22nd January 2018   ·   0 Comments

By Glenn Rebert II
Contributing Writer

During a chilly week in New Orleans, actress and author Gabrielle Union made an appearance at Dillard University to warm hearts and minds.

On January 16, in the latest installation of the Brain Food series, an audience gathered in Lawless Memorial Chapel on the university’s campus to hear Union discuss her life, career and an issue that has taken centerstage in Hollywood: sexual assault.



“For the last 25 years she has been talking about sexual assault,” said Dillard’s president Walter Kim-brough. “When you get somebody who has celebrity and is willing to talk about it, you fill up a room. If I just brought in a sexual assault specialist, nobody’s going to come; they don’t know who that is,” said Kimbrough, of why Union is relevant to the topic currently making national headlines.
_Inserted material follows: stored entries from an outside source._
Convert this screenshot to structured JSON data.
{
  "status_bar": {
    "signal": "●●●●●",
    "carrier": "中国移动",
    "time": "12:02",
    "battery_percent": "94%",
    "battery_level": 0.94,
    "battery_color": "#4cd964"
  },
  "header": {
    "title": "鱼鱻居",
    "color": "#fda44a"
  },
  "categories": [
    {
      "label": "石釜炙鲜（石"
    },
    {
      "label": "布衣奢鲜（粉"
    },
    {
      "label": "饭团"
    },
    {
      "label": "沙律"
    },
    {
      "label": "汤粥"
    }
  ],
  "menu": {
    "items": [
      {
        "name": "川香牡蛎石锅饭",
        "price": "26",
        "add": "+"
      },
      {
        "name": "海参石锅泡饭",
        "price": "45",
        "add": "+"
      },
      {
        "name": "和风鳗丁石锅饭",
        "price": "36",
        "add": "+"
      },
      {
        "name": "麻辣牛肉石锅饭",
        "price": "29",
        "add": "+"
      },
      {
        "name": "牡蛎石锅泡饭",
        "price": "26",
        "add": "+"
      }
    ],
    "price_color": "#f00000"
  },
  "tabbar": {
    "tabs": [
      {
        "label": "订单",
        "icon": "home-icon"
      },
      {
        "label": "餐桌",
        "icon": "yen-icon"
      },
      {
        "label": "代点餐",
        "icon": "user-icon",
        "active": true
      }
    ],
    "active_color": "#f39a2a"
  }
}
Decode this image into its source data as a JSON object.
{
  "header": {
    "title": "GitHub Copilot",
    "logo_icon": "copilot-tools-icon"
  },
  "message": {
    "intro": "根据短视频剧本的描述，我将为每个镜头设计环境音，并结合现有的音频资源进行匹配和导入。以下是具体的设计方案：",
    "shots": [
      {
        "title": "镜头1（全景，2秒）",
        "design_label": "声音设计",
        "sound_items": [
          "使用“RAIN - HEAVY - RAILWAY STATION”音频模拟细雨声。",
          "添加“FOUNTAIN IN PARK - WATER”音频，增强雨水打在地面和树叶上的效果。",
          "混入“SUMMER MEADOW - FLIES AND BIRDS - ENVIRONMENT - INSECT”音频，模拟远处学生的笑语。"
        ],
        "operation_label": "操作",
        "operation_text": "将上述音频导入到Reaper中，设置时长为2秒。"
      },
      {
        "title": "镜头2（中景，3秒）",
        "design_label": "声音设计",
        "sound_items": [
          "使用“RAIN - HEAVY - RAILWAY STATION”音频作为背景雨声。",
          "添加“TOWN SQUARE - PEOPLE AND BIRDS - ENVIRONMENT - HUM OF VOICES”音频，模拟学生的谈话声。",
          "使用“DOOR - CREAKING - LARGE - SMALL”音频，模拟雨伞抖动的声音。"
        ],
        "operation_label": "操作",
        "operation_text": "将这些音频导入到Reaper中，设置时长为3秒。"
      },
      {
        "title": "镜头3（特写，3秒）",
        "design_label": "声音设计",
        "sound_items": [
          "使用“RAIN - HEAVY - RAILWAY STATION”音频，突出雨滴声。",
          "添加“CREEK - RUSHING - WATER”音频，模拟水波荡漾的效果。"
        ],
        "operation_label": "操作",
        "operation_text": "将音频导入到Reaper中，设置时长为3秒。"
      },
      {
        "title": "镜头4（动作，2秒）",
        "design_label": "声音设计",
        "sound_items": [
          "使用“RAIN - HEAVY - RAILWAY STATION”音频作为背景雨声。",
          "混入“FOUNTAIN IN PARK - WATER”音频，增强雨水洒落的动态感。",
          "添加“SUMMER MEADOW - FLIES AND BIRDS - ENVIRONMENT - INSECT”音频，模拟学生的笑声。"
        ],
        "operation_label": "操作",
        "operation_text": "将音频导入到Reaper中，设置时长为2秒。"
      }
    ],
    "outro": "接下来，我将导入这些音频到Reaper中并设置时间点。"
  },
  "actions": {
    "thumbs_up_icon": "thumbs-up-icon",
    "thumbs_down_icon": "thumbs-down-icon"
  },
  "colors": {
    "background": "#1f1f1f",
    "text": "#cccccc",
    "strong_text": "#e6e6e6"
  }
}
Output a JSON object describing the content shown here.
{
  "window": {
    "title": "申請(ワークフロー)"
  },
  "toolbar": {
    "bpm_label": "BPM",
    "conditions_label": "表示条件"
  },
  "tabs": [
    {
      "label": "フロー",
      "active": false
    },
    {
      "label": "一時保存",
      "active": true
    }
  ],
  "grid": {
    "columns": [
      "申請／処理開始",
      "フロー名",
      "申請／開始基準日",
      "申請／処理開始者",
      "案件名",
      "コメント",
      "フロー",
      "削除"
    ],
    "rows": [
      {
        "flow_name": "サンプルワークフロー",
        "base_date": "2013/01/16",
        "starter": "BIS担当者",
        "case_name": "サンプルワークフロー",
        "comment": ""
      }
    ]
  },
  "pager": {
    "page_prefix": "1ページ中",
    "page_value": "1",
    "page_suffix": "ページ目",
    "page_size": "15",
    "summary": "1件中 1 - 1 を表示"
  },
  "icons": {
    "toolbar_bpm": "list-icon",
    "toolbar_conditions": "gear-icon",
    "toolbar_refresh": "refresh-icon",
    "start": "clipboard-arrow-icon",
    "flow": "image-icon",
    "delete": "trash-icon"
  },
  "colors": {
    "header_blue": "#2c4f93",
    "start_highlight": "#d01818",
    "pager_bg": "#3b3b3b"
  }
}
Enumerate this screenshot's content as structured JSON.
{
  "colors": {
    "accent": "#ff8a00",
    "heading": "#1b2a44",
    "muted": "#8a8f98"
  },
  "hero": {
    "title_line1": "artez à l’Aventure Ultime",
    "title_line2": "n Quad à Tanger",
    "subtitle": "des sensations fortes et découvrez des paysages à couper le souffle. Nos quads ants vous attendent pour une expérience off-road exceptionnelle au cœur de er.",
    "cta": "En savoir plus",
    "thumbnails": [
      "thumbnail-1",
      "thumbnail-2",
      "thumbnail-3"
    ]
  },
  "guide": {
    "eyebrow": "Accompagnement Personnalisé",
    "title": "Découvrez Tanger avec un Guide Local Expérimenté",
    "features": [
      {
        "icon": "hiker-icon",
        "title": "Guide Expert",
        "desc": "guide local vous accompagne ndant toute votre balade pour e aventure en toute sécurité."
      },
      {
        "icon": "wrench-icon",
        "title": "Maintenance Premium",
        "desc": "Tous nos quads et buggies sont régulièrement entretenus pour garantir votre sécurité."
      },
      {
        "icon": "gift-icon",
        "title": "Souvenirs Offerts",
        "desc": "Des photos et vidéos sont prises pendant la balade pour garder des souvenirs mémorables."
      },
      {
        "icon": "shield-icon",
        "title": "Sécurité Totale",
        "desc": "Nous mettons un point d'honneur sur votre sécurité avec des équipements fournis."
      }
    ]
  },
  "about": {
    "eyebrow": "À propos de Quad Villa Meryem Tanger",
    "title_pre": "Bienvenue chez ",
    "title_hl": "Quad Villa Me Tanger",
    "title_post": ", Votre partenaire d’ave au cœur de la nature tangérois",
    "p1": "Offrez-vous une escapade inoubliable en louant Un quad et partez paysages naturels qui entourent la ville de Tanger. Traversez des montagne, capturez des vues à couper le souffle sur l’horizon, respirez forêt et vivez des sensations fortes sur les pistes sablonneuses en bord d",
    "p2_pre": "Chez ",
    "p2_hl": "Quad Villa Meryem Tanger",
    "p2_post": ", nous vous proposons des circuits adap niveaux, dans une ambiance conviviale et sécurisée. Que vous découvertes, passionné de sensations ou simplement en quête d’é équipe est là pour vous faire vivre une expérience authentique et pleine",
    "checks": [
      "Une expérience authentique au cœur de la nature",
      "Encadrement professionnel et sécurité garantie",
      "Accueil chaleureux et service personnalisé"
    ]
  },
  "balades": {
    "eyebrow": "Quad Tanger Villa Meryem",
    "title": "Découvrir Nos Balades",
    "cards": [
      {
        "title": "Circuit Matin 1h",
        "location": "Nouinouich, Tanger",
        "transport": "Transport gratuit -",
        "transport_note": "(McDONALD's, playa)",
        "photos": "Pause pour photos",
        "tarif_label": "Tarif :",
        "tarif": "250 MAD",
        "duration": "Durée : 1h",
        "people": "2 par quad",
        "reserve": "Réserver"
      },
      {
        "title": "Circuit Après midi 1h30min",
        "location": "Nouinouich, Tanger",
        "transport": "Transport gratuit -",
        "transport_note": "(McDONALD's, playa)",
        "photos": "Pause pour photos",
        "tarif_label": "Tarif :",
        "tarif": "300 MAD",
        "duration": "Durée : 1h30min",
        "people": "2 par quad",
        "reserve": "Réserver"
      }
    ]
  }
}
Kimbrough started the Brain Food series in 2013, after noticing the abundance of festivals dedicated to food in New Orleans, and saw a need to feed the minds of his students through intellectual nourishment. Union’s visit to New Orleans was timely, as she has been at the forefront of talking about assault against women long before the #MeToo movement sprung up in her industry. Union told the audience it is important that her career is as much about her acting and personal life as it is her mission to empower people through her experiences.

“In Hollywood, you get asked a ton of stupid questions,” Union said. “And I just got asked one too many stupid questions and I said, ‘Enough.’ If I’m going to have these microphones shoved in my face, I’m going to feed my community,” she said.

Union shared firsthand how sexual assault is a very serious crime and humiliating to its victims. When she was 19, working at a Payless store during her college years, Union was raped at gunpoint during an armed robbery. Union said that Black people are too often programmed to believe that if anything terrible happens, all they need are family, friends and religion.

“That is a lie,” Union told the audience.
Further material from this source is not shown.